TCP sequence number and 3-way handshake

June 26, 2019

One challenge of TCP is to handle stale packets. Packets from previous connections may get delayed in the network and interfere with new connections. To solve this problem, TCP enforces the following rule on sequence numbers.

Between 2 TCP sockets, only one outstanding sequence number could exist in the network.

We only consider unidirectional traffic here to simplify the discussion. The rule could be stated more specifically as:

Let T be the maximum network round trip delay, any sequence number can be used at most once during T for all connections between 2 sockets.

T is limited by packet ttl and network topology. The default value for T is 120 seconds according to Tanenbaum. If this rule is violated, bad things could happen. The following figure shows one such scenario.

Packets 1 and 2 are stale packets from a previous connection. The sender re-uses initial sequence number N in packet 3, before the stale packets are gone. The sender completes 3-way handshake and sends data in packet 4. When the sender receives packet 2, it falsely assumes that 9 bytes are delivered to the receiver.

I am not sure how the sequence number rule is implemented in practice.

RFC 793 recommends using a persistent clock counter that increments about every 4 microseconds. This method is subject to sequence prediction attack and is not used anymore.

Linux computes initial sequence numbers by adding a per-boot random number to a persistent clock counter. This random number could decrease after reboots, so the resulting sequence numbers could decrease, and potentially break the above rule. See the following section for details of Linux sequence number implementation.

As a side note, TCP connections use random ephemeral ports for source ports. It's rare that multiple connections happen between 2 TCP sockets during a short time period. However, TCP dost not prevent a user from specifying a fixed source port for all connections. The randomness of ports is not a requirement of TCP.

3-way handshake

Assume the sequence number rule is satisfied, there's still one problem. When a host receives a SYN packet, it needs to figure out whether this packet is stale or not, then it could discard the stale SYN packet without setting up a connection. The 3-way handshake is designed to help validate SYN packets. For example, in the following figure, the stale SYN packet 1 could not complete 3-way handshake because of the RST packet 3.
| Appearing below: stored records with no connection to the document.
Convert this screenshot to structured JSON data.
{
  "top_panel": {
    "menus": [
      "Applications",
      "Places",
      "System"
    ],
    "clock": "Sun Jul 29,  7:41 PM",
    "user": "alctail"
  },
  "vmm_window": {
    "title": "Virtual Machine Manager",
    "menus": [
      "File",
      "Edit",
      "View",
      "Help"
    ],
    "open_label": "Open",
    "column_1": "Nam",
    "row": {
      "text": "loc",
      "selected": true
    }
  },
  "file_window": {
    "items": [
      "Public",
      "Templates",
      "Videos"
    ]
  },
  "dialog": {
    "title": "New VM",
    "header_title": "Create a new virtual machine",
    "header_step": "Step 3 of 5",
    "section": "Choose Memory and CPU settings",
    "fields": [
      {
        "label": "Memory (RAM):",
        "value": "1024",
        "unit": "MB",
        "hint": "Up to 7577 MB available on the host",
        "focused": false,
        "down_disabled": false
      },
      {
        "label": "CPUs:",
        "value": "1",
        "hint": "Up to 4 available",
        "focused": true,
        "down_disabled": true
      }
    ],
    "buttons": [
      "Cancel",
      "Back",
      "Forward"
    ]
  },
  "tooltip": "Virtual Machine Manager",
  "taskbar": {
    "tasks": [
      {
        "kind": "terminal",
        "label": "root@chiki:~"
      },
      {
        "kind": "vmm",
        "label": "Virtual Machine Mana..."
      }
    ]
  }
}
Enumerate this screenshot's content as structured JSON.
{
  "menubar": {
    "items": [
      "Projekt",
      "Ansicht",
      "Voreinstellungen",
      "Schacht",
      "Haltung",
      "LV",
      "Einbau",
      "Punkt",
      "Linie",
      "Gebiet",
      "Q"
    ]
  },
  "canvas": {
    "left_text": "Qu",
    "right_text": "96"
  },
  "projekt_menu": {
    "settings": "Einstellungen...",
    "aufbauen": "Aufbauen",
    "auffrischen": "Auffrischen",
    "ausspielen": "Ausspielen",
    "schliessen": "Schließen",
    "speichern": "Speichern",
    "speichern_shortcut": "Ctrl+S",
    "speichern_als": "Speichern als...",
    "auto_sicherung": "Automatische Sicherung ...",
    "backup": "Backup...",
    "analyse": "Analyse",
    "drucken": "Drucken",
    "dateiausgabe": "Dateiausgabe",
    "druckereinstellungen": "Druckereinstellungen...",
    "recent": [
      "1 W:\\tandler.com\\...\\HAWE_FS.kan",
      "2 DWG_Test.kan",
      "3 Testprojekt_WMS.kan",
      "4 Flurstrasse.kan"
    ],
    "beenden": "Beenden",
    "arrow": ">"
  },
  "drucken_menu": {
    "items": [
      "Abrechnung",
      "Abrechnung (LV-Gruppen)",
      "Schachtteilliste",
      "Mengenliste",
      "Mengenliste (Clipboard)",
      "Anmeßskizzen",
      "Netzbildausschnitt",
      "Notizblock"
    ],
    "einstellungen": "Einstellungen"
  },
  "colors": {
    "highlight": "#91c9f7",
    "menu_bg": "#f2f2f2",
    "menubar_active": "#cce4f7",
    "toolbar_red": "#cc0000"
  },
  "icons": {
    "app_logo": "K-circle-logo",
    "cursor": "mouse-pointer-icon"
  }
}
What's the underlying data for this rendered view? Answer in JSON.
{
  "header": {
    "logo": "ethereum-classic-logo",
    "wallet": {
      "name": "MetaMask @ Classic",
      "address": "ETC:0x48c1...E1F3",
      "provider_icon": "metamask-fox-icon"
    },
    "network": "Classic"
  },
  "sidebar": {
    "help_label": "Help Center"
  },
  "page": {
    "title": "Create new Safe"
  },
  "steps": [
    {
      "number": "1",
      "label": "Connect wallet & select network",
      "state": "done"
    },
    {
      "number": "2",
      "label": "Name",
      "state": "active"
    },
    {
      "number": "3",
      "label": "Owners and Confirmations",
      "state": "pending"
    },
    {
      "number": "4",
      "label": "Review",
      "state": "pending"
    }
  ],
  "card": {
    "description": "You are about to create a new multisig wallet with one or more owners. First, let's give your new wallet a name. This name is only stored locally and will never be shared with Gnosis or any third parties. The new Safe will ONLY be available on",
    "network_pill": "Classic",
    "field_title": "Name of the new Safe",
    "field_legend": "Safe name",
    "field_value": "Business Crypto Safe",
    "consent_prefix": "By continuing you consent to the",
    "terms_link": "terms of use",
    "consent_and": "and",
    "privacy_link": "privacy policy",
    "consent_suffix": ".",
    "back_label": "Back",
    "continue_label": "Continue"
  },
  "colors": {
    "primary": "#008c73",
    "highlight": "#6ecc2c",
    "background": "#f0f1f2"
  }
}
Can we attach data in the first SYN or SYN-ACK packets to reduce the connection time? Theoretically yes according to Tomlinson. However, an application cannot accept outstanding data until completion of the handshake. There are several problems with this, for example, SYN flood attack.
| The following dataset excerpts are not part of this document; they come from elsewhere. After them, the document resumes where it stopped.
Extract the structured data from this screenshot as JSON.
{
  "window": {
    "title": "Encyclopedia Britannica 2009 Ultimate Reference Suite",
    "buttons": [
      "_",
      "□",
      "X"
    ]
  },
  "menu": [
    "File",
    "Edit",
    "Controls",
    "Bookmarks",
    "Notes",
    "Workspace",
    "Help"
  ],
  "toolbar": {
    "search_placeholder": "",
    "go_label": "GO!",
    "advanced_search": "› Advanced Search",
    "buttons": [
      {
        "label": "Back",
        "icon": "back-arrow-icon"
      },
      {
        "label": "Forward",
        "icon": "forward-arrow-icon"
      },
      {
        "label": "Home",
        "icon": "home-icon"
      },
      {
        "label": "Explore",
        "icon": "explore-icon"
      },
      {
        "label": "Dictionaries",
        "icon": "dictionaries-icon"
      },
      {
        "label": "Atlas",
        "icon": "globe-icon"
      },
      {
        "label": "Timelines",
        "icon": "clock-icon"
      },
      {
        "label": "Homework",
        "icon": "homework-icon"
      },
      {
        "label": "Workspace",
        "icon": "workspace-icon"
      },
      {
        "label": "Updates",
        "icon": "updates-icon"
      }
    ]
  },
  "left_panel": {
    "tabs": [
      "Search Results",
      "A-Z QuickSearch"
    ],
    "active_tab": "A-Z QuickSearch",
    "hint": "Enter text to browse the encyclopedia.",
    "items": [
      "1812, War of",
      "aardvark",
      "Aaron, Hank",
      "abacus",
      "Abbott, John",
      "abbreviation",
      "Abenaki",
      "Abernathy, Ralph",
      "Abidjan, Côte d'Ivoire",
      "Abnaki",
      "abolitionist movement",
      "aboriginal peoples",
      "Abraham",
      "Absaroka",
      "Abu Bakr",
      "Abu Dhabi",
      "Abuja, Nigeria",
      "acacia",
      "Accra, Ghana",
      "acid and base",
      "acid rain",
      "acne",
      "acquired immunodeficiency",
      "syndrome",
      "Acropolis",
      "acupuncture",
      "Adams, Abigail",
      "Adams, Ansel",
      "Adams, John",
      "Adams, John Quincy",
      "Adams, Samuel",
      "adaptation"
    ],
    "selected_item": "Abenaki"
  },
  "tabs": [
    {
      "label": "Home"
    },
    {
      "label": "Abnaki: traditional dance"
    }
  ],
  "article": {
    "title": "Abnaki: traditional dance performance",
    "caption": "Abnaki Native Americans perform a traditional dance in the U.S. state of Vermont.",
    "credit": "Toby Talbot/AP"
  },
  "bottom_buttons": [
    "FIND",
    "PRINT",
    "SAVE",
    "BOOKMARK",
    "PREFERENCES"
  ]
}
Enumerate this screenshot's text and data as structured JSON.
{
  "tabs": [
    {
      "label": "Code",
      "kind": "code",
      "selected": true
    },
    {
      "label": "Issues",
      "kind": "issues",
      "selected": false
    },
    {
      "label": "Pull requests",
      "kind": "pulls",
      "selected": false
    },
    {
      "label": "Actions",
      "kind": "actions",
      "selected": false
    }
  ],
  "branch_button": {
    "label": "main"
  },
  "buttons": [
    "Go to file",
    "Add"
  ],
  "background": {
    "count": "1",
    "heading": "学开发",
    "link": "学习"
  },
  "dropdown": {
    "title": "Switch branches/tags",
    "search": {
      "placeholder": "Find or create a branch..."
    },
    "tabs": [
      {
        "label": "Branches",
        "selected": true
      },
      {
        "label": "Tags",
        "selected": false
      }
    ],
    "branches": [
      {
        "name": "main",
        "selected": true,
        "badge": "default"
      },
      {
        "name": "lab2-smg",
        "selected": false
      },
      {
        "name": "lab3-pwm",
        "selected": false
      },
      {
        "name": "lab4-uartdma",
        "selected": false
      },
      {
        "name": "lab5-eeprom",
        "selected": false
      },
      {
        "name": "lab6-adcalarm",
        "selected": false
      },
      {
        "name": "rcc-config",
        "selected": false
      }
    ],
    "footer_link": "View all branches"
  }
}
Initial Sequence Number in Linux

In Linux the initial sequence number for a TCP connection is computed by function secure_tcp_seq().

u32 secure_tcp_seq(__be32 saddr, __be32 daddr,
		   __be16 sport, __be16 dport)
{
	u32 hash;

	net_secret_init();
	hash = siphash_3u32((__force u32)saddr, (__force u32)daddr,
			    (__force u32)sport << 16 | (__force u32)dport,
			    &net_secret);
	return seq_scale(hash);
}

static __always_inline void net_secret_init(void)
{
	net_get_random_once(&net_secret, sizeof(net_secret));
}

static u32 seq_scale(u32 seq)
{
	/*
	 *	As close as possible to RFC 793, which
	 *	suggests using a 250 kHz clock.
	 *	Further reading shows this assumes 2 Mb/s networks.
	 *	For 10 Mb/s Ethernet, a 1 MHz clock is appropriate.
	 *	For 10 Gb/s Ethernet, a 1 GHz clock should be ok, but
	 *	we also need to limit the resolution so that the u32 seq
	 *	overlaps less than one time per MSL (2 minutes).
	 *	Choosing a clock of 64 ns period is OK. (period of 274 s)
	 */
	return seq + (ktime_get_real_ns() >> 6);
}

The function secure_tcp_seq() first gets a per-boot random value net_secret, computes a hash with this random number, and then adds the hash to a clock counter (ktime_get_real_ns()) to get the initial sequence number.
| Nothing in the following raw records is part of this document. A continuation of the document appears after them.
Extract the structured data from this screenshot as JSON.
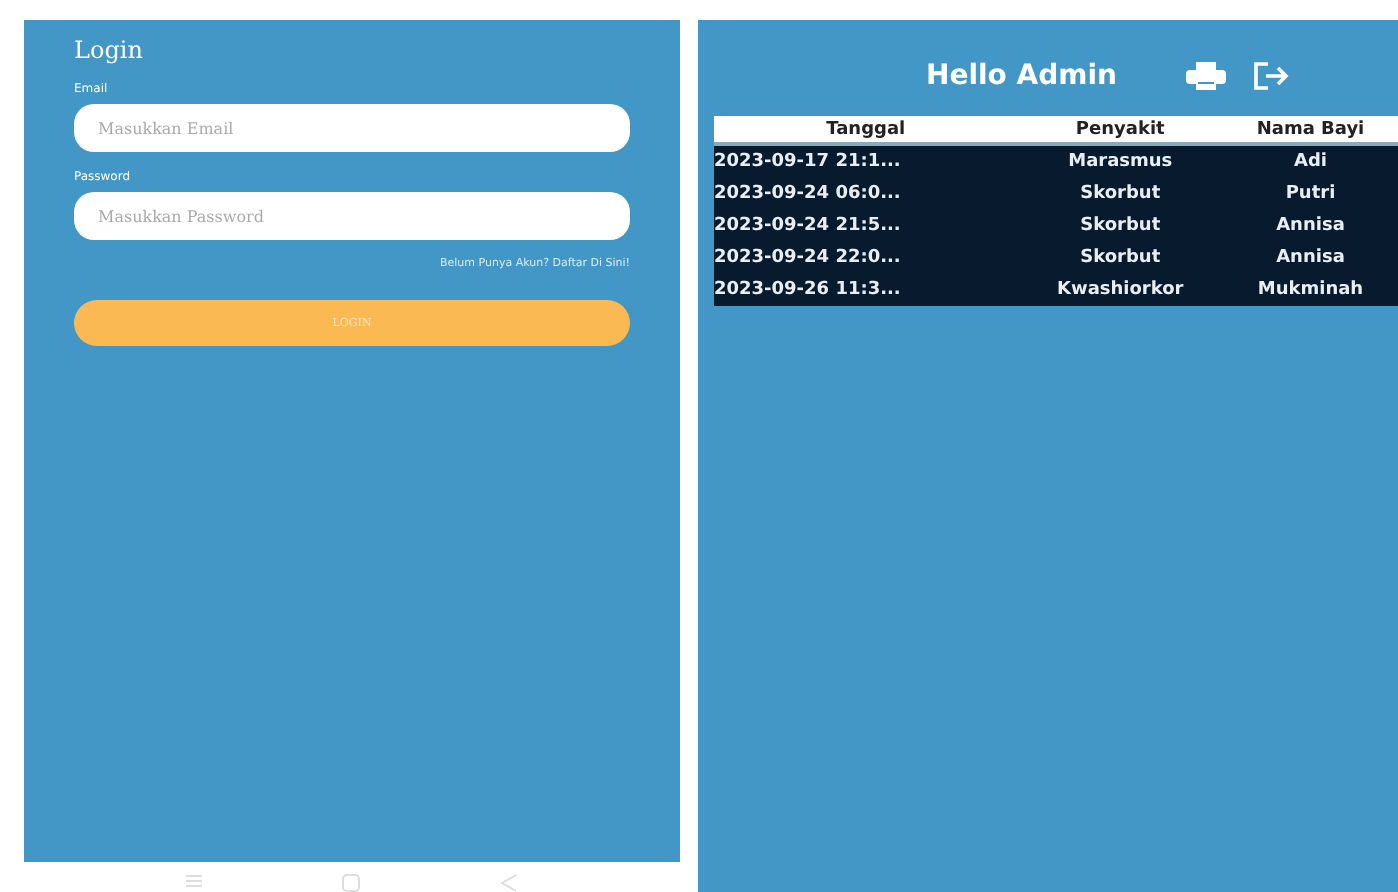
{
  "login_screen": {
    "title": "Login",
    "email_label": "Email",
    "email_placeholder": "Masukkan Email",
    "password_label": "Password",
    "password_placeholder": "Masukkan Password",
    "register_link": "Belum Punya Akun? Daftar Di Sini!",
    "login_button": "LOGIN"
  },
  "admin_screen": {
    "title": "Hello Admin",
    "table": {
      "columns": [
        "Tanggal",
        "Penyakit",
        "Nama Bayi"
      ],
      "rows": [
        [
          "2023-09-17 21:1...",
          "Marasmus",
          "Adi"
        ],
        [
          "2023-09-24 06:0...",
          "Skorbut",
          "Putri"
        ],
        [
          "2023-09-24 21:5...",
          "Skorbut",
          "Annisa"
        ],
        [
          "2023-09-24 22:0...",
          "Skorbut",
          "Annisa"
        ],
        [
          "2023-09-26 11:3...",
          "Kwashiorkor",
          "Mukminah"
        ]
      ]
    }
  }
}
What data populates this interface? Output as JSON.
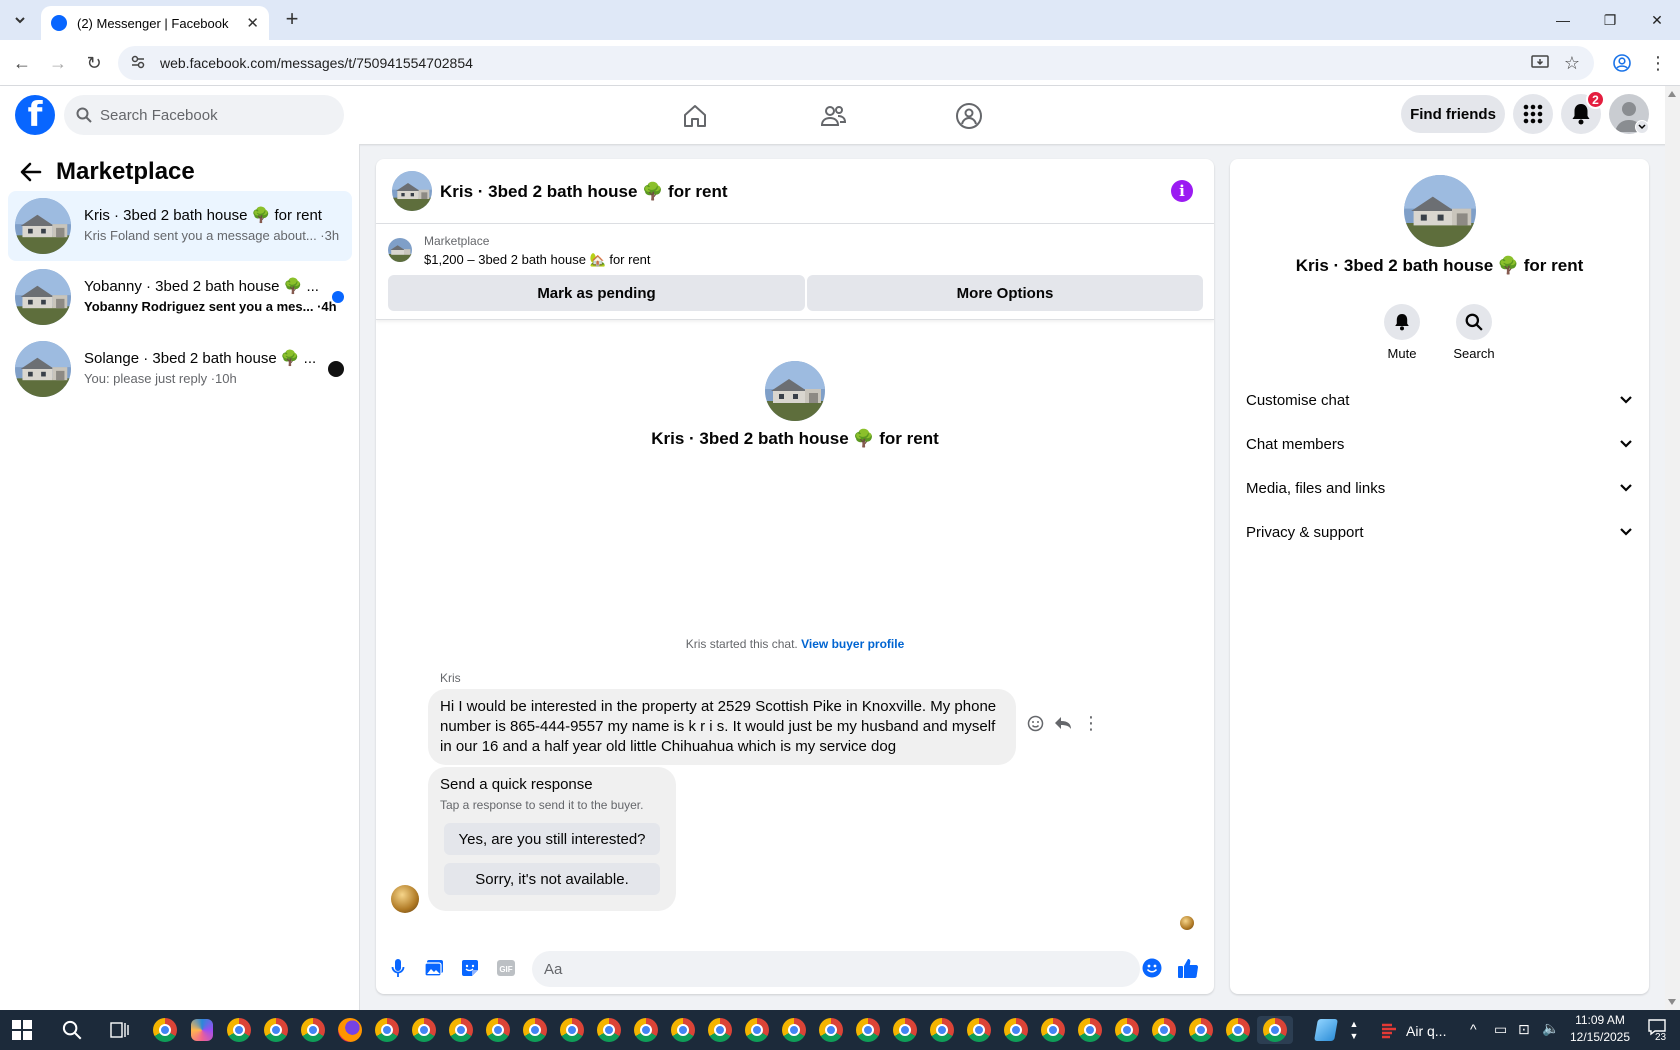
{
  "browser": {
    "tab_title": "(2) Messenger | Facebook",
    "url": "web.facebook.com/messages/t/750941554702854"
  },
  "header": {
    "search_placeholder": "Search Facebook",
    "find_friends": "Find friends",
    "notification_count": "2"
  },
  "sidebar": {
    "title": "Marketplace",
    "conversations": [
      {
        "name": "Kris · 3bed 2 bath house 🌳 for rent",
        "snippet": "Kris Foland sent you a message about... ·3h",
        "unread": false
      },
      {
        "name": "Yobanny · 3bed 2 bath house 🌳 ...",
        "snippet": "Yobanny Rodriguez sent you a mes... ·4h",
        "unread": true
      },
      {
        "name": "Solange · 3bed 2 bath house 🌳 ...",
        "snippet": "You: please just reply ·10h",
        "unread": false
      }
    ]
  },
  "chat": {
    "title": "Kris · 3bed 2 bath house 🌳 for rent",
    "marketplace_label": "Marketplace",
    "listing": "$1,200 – 3bed 2 bath house 🏡 for rent",
    "mark_pending": "Mark as pending",
    "more_options": "More Options",
    "intro_title": "Kris · 3bed 2 bath house 🌳 for rent",
    "started_text": "Kris started this chat.",
    "view_buyer": "View buyer profile",
    "sender": "Kris",
    "message": "Hi I would be interested in the property at 2529 Scottish Pike in Knoxville. My phone number is 865-444-9557 my name is k r i s. It would just be my husband and myself in our 16 and a half year old little Chihuahua which is my service dog",
    "quick_title": "Send a quick response",
    "quick_sub": "Tap a response to send it to the buyer.",
    "quick_options": [
      "Yes, are you still interested?",
      "Sorry, it's not available."
    ],
    "composer_placeholder": "Aa"
  },
  "details": {
    "title": "Kris · 3bed 2 bath house 🌳 for rent",
    "mute": "Mute",
    "search": "Search",
    "sections": [
      "Customise chat",
      "Chat members",
      "Media, files and links",
      "Privacy & support"
    ]
  },
  "taskbar": {
    "weather": "Air q...",
    "time": "11:09 AM",
    "date": "12/15/2025",
    "notif_count": "23"
  },
  "colors": {
    "facebook_blue": "#0866ff",
    "messenger_purple": "#9b1bf2",
    "link_blue": "#0064d1",
    "unread_dot": "#0866ff"
  }
}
During a boot session, the hash for a connection is constant, so the initial sequence number of each connection grows (module 2^32) with time. After reboot, the new hash could be smaller than the old hash, making it possible to re-use a recent sequence number.

It's interesting to understand the calculations in the comments of function seq_scale(). The basic idea is that the number of bytes been sent must increase slower than the sequence number increment. Otherwise, some bytes could be labeled with sequence numbers that are used in future connections. So for 2 Mbps network speed, the clock counter needs to grow faster than 2M/8 = 250 kHz.